The paved parking area adjacent to the gas pumps at the Sisters Airport got pretty crowded last Thursday morning. Close to a hundred people, large cylinders of lighter-then-air gas, and a remotely controlled sailplane and a drone commanded the space in preparation for an historic launch.

Among the ground-bound vehicles that pulled in and parked was a big yellow bus from Sisters High School that let off 61 students from two chemistry classes.

Right along with them were several pickups hauling various pieces of equipment that were needed to send some chemistry experiments powered by gas balloons from the airport to the edge of space, and then recover them when they returned.

"At the beginning of the launch I asked the students to observe the mountains and surrounding environment and recognize what an incredible place we live," science teacher Rima Givot said. "I wanted the students to recognize in they are among very few high school students who have the opportunity to be in such a spectacular place on a gorgeous sunny morning launching stratospheric weather balloons with amazing community mentors."

Steven Peterzen, president of ISTAR Group, who has international experience in sending up balloons, was there to advise and assist. Rod Moorehead, also in the picture, helped to design a project for this flight. He was curious if ultraviolet light affected the surface of wood; he helped the students establish a small platform on one side of the payload space to hold six pieces of walnut to see what might happen to the surface when exposed to severe ultraviolet light.

As NASA has discovered all too often, "Murphy's Law" (which states that if anything can go wrong it will) was also part of Givot and her crew's activities that day. Just about the time the first launch was about to take place, the balloon, inflated with lighter-than-air gas, suddenly launched itself without its payload and went sailing off into the wild blue.

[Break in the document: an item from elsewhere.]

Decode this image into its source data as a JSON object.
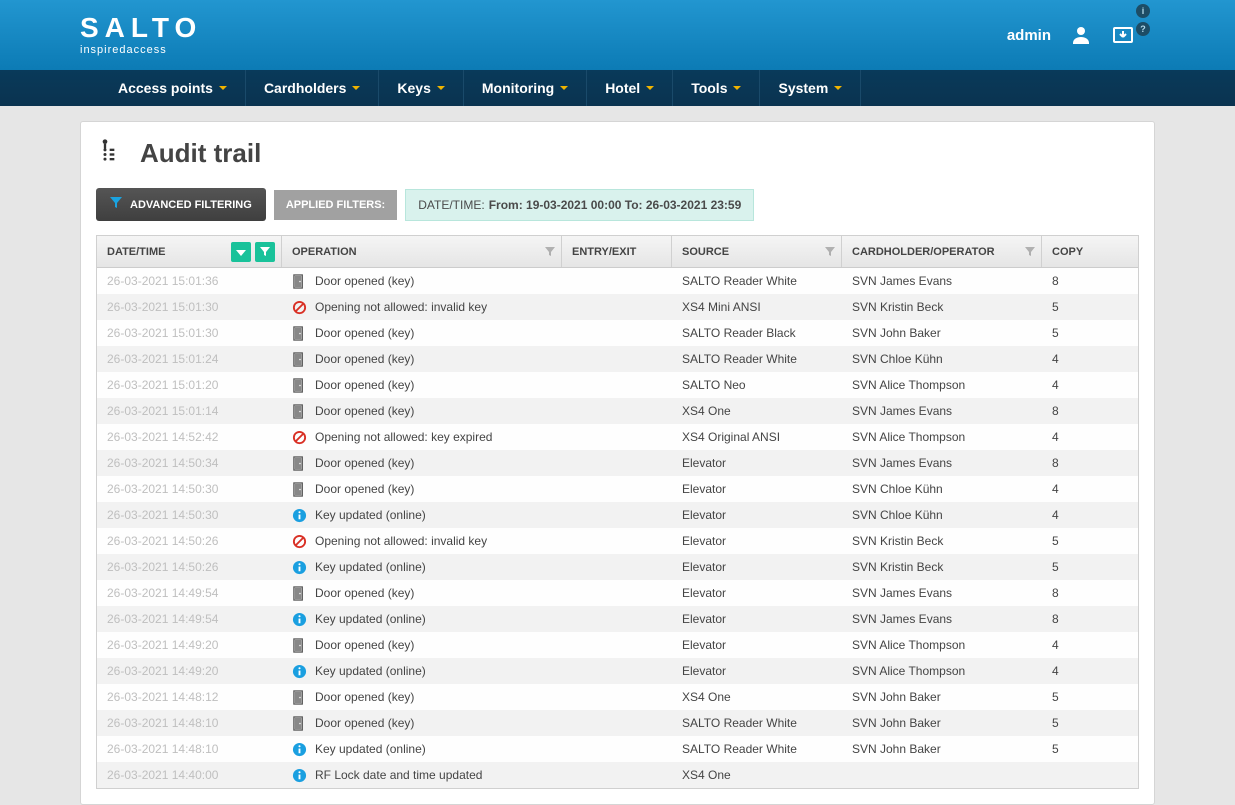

However, that one unplanned launch was the only problem of the day. The other two launches sent questions off into the atmosphere without a hitch. Among them were Payton Cordell's fruit-oxidation experiment and Evan Holly's yeast-growth experiment. Ethan Manual queried the chemical change of acids, while Lydia Chloe tested effects on fruit in airtight versus regular containers, and Ethan Ferwalt and Amy Hills crafted a capacitor and resistor experiment.

An experiment with lab type E.coli, and another on how space affects baby pea plants also flew off without problems.

Both payloads, after reaching an altitude of close to 70,000 feet (they were hoping for 100,000 feet), were released to float back to earth with the aid of a small parachute, reaching the surface undamaged. They were located without too much trouble east of Bend.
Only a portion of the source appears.